Western Cape farmworkers and their families will soon have easier access to affordable health care.
|||Cape Town - More than a thousand farmworker families will soon have easier access to affordable health care with the launch of the Owethu primary health-care clinic stationed at Villiera wine farm in Stellenbosch.
Surrounded by nature and grapevines as far as the eye can see, the facility includes medical and dental care, oncology treatment, basic healthcare education and a pharmacy.
David Grier, managing trustee of the Cipla Foundation, the social enterprise division of pharmaceutical company Cipla Medpro, which has been behind the project, said it took four years and cost R2.2 million to get to this phase.
“Usually they (farmworkers) would travel four to five hours to a clinic in Bloekombos or Stellenbosch and it would take them another five hours to travel back. We are trying to give them what they deserve.”
Fifteen farms in surrounding areas have around 800 to 1 000 families who will benefit from the service.

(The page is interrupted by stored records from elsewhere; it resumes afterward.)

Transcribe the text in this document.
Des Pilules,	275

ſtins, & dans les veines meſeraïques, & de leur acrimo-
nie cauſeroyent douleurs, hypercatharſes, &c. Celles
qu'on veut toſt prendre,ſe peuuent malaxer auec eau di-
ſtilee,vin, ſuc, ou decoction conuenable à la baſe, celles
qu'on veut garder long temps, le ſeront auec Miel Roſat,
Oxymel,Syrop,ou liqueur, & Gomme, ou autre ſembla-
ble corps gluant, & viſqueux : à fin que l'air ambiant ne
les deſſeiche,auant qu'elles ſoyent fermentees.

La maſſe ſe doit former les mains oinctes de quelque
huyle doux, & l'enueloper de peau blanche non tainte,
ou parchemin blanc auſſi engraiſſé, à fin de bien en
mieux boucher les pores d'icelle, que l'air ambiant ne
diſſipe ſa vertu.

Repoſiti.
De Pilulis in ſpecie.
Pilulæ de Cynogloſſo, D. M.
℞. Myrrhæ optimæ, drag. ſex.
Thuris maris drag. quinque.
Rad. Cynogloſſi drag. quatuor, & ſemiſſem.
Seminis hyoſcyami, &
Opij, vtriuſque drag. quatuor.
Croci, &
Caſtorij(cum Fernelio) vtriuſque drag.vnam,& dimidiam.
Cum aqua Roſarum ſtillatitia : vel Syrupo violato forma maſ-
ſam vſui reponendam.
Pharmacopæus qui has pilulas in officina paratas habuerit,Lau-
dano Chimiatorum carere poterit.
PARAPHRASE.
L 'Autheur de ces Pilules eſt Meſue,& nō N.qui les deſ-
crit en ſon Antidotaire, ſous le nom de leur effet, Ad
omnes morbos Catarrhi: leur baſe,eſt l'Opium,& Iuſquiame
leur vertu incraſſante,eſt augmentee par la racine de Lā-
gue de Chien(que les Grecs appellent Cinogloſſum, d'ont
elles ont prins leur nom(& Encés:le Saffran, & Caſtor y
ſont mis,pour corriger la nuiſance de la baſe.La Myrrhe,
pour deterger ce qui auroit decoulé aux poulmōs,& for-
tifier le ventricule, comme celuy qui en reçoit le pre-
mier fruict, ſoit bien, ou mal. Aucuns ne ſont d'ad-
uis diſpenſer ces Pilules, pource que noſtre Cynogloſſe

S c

The facility which is being launched in partnership with NGO, The Pebbles Project, will officially open in January.
Grier, who is also an adventurer, said the idea came to mind after several trips running through Tanzania, China and Madagascar where it was difficult to find basic health care.
“I was constantly getting sick and needing vaccinations and thought how I could help to find basic medical care.”
Owethu, meaning “ours”, is dedicated to improving the delivery and access of primary health care in rural communities, and by doing so, lessening the burden on South Africa’s public health-care system, he said.
“Our aim is to roll this out to the rest of Africa. If there is no space to build a hospital, this could be used.
“There are enough medical personnel but there is not enough infrastructure in Africa.”
The clinic, which is made of modular pods, can be deployed anywhere and would comprise four permanent staff, a clinical nursing sister, an assistant nurse, oral hygienist and volunteer doctors, dentists and oncologists.
He added that all medical treatment would be affordable to those in the communities and cost less than that of private health care.
Paul Miller, chief executive of Cipla Medpro, said South Africa’s rural primary health-care system was in need of major resource assistance.
“This is an initiative that will change the rural primary health-care industry in the country, and possibly even on the continent.
“The fact that the unit makes use of interlocking pods means that it can be deployed anywhere, whether that is in rural South Africa, or anywhere in Africa.
“It makes use of an entire sophisticated turnkey solution, and can exist independently, in a self-sustainable manner,” said Miller.